Friday 15 July 2011

Latitude Day 1, Part 1

Before I start to write, I need the right combination of chemicals in my bloodstream. Fortunately, those not provided by my body can be easily injected or snorted, or discovered in a spoonful of raw instant coffee. I tried to get my first evening at Latitude written up this morning - I was first at the press tent and everything. Unfortunately, it turned out that I needed to actually see a show to have something to inspire me.

I had hoped getting lost on the way to the Festival would help: Mr B helped up by not putting the right postcode into his Sat Nav. "It's looking rather quiet for the main route into a major festival," I pointed out. A silent u-turn, and the first aristocrat of Chap Hop had us back in a comfortable tail-back.
My prediction from Mr B's hour long set in the poetry tent - which, up to that point, had been like an illustrated lecture on why I hate poetry - is that this August will be the Fringe of Chap Hop. People will be wandering the Royal Mile humming Acid Ted and plaid will make an unexplained come-back. Mr B would not be funny if he didn't have such a detailed understanding of how hip-hop works: unlike most of the slam poetry boys, he has a flow as well as the ability to speak really fast in rhyme. Plus he gave me a lift from the station.

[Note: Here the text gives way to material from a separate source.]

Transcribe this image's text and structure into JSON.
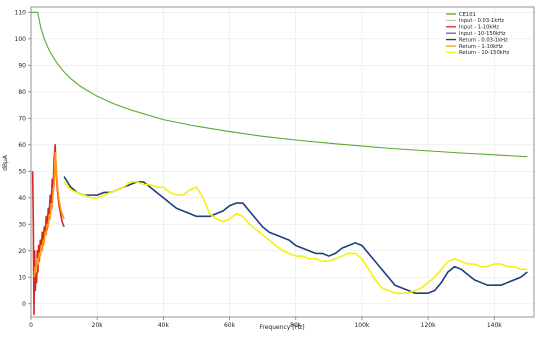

After failing to write anything coherent this morning, I popped down to the Faraway Forest (the twee name for one of the various stages here) and made contact with the National Theatre of Scotland. It bothers me that the NTS are being so good lately: even David Greig, whom I delighted in calling over-rated, just because it made me different to the other critics, has hot form twice this year. The NTS are invading Suffolk with The Strange Undoing of Prudentia Hart, a confident mash up of karaoke, Border Ballads, choreography and scripted theatre. Since it is usually performed in a pub, the transition to outdoor festival is easy. Until, as Ali Macrae reminds me, it is set in a Thurso pub, cut off from civilisation by winter snow.

Trying desperately to appear knowing and cool - and not give away my enthusiasm for both Macrae's music and Madeleine Worrall's sensual, witty performance as the titular heroine - I led us off to a shady groove where we swapped tales of Scottish critics, Govan bars and local sessions. Behind us, a performance of a Greek myth seems to be reviving The Brian Blessed School of Acting. They shout in unison and distract me from an anecdote about my family band and how Kylie Minogue's Can't Get You Out Of My Head is, actually, a self-referential masterpiece.

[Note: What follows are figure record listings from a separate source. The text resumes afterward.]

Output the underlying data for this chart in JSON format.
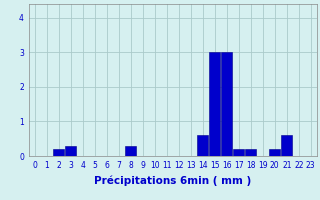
{
  "values": [
    0,
    0,
    0.2,
    0.3,
    0,
    0,
    0,
    0,
    0.3,
    0,
    0,
    0,
    0,
    0,
    0.6,
    3.0,
    3.0,
    0.2,
    0.2,
    0,
    0.2,
    0.6,
    0,
    0
  ],
  "xlabel": "Précipitations 6min ( mm )",
  "ylim": [
    0,
    4.4
  ],
  "yticks": [
    0,
    1,
    2,
    3,
    4
  ],
  "bar_color": "#0000cc",
  "bar_edge_color": "#00008b",
  "background_color": "#d6f0f0",
  "grid_color": "#aacaca",
  "axis_color": "#888888",
  "text_color": "#0000cc",
  "tick_fontsize": 5.5,
  "label_fontsize": 7.5,
  "fig_width": 3.2,
  "fig_height": 2.0,
  "dpi": 100
}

Minogue is important in Prudentia: Worrall's version exposes its gentle heart beneath the pulsing, shimmering glamour. Macrae and Worrall warmly discuss the way that folk music is used in the play, suggesting that the modern session can be found anywhere a karaoke machine has been installed. The mix of new and old, folk and pop, script and movement, humour and intensity make Prudentia an interesting herald of a specific Scottish style of performance. It's brilliantly written, too.

And so... is that Richard Dedomenici in the cabaret tent?